En fait, ce Batman là n'a pas réponse à tout, et on pourrait même exagérer en répliquant qu'il n'a de maîtrise sur rien. Quand il effectue une incursion pour obtenir des informations, il ne frappe pas assez fort la sentinelle de garde, qui peut donner l'alarme. Quand il trouve sur sa route une jeune et jolie inspectrice qui remonte la piste des nombreuses motos abandonnées dans Gotham (seul un milliardaire généreux comme... Bruce Wayne, pourrait se permettre de tels engins), il tente de l'attirer dans ses filets, mais en tombe amoureux, au point que c'est lui qui est pris au piège de cette relation. C'est un Batman obsédé et imparfait, un héros qui n'a pas encore les épaules assez larges pour assumer sa croisade, et d'ailleurs, l'absence de référents logistiques et aimants (comme le majordome Alfred, qui a cherché à se débarrasser du petit Bruce Wayne, dont le comportement était proprement hystérique) ou d'alliés dans la ville (le commissaire Gordon autrefois, mais lui aussi est "tombé" pour avoir collaboré avec le Dark Knight) en fait une âme perdue, solitaire, faillible au plus point. Mattson Tomlin (auteur de quelques films, pas tous brillants, comme le bien mauvais Project Power, Mother/Android, ou du scénario du Batman de Matt Reeves) a le mérite de trouver encore à dire sur le personnage, en le plaçant dans une situation de crise, esseulé, en humanisant ses faiblesses et ses doutes. L'ambiance est sombre à souhait, les ombres mangent littéralement la ville et les planches, et le découpage syncopé d'Andrea Sorrentino, qui joue des onomatopées, des petits détails pour souligner les chocs, le déséquilibre, à travers des contrastes paroxystiques, est grandement apprécié.
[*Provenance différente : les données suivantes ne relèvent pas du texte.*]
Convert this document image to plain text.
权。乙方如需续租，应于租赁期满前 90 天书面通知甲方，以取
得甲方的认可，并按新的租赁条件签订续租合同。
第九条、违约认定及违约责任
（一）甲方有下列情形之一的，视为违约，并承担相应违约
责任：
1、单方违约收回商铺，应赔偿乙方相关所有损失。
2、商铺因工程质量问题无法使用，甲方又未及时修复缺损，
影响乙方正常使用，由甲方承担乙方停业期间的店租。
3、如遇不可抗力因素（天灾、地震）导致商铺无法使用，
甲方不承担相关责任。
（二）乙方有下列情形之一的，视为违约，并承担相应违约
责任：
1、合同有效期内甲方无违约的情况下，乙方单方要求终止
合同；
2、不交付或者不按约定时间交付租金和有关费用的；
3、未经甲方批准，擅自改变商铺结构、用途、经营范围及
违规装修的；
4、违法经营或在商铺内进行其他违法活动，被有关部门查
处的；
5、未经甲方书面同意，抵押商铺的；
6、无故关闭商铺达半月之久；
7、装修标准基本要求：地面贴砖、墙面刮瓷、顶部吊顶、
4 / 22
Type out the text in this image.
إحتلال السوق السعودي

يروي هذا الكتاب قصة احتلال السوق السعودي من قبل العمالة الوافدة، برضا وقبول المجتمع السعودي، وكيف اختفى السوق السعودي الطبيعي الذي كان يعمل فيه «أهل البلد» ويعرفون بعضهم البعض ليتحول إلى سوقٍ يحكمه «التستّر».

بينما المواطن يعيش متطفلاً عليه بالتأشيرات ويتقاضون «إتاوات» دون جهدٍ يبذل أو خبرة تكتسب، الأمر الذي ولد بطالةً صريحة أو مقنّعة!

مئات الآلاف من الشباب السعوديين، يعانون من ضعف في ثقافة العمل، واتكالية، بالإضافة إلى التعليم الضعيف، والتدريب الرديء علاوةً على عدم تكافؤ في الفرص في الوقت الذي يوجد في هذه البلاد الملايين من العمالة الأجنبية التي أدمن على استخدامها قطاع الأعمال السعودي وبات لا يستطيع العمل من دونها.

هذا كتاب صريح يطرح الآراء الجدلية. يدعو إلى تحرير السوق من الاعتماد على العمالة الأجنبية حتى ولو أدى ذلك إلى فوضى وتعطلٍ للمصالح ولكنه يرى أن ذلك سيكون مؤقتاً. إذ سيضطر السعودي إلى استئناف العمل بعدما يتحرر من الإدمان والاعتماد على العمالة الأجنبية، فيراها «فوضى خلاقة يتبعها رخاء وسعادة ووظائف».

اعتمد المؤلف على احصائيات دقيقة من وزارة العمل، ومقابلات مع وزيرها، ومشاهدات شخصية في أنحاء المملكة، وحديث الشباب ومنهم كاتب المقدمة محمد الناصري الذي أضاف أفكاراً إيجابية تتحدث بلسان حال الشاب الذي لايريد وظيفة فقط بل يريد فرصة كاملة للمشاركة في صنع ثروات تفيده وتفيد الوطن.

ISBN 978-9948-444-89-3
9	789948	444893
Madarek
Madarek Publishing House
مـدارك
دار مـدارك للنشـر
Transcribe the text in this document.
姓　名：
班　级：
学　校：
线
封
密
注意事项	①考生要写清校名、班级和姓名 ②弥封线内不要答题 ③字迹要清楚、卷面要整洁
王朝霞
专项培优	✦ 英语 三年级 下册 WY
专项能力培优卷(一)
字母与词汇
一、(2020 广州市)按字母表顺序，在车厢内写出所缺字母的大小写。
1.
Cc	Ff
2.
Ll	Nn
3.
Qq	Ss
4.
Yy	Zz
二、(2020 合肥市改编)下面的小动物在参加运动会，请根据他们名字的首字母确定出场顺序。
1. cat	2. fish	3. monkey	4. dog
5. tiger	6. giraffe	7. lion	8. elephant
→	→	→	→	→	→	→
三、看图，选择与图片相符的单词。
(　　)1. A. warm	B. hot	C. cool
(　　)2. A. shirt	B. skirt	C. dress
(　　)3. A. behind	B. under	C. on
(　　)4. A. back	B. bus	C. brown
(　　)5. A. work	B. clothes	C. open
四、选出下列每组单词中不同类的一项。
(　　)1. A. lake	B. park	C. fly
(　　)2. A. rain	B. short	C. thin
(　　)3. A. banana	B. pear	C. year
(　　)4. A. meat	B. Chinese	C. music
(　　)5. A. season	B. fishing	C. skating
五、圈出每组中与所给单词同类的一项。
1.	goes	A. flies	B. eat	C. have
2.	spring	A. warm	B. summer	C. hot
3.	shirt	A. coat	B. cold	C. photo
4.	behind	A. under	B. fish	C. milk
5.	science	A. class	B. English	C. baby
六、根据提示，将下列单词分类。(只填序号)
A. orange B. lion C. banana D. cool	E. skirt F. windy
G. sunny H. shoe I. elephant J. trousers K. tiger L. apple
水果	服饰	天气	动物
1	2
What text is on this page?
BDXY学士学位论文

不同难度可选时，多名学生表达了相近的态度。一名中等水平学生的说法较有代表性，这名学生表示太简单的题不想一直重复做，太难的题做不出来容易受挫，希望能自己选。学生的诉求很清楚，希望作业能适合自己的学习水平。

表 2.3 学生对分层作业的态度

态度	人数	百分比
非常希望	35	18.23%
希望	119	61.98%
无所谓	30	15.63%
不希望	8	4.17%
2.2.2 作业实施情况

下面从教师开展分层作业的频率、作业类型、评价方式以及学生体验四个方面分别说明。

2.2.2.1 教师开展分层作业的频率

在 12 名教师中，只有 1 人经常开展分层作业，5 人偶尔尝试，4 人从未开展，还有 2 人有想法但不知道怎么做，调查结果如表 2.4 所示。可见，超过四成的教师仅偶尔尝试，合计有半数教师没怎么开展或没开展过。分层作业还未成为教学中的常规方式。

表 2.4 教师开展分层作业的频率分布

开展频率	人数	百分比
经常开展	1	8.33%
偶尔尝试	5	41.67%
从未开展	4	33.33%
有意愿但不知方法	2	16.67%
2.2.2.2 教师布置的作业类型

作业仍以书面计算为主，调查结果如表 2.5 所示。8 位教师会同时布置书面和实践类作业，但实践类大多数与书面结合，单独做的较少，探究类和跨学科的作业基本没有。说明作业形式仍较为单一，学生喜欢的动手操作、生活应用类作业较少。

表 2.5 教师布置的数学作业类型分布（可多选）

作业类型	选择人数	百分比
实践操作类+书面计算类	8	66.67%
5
Jordie Bellaire aux couleurs accentue encore ces effets chromatiques, et on est presque à la limite de la lisibilité, parfois, tant la lumière semble disparaître par endroits. L'imposteur, pendant ce temps, c'est celui qui ose faire ce que ce Batman là rêve probablement d'accomplir, sans jamais se permettre de franchir le pas. Il tue, il raisonne, il organise, c'est presque lui qui se comporte comme le Batman traditionnel, dans sa manière de garder un coup d'avance. L'imposteur c'est alors aussi cette version de Tomlin, ce Dark Knight soudain descendu de son piédestal, contraint à une psychothérapie matinale quotidienne, amoureux et malmené, ce Batman étrange, humain, avatar vulnérable mais non pas moins passionnant ou tragique.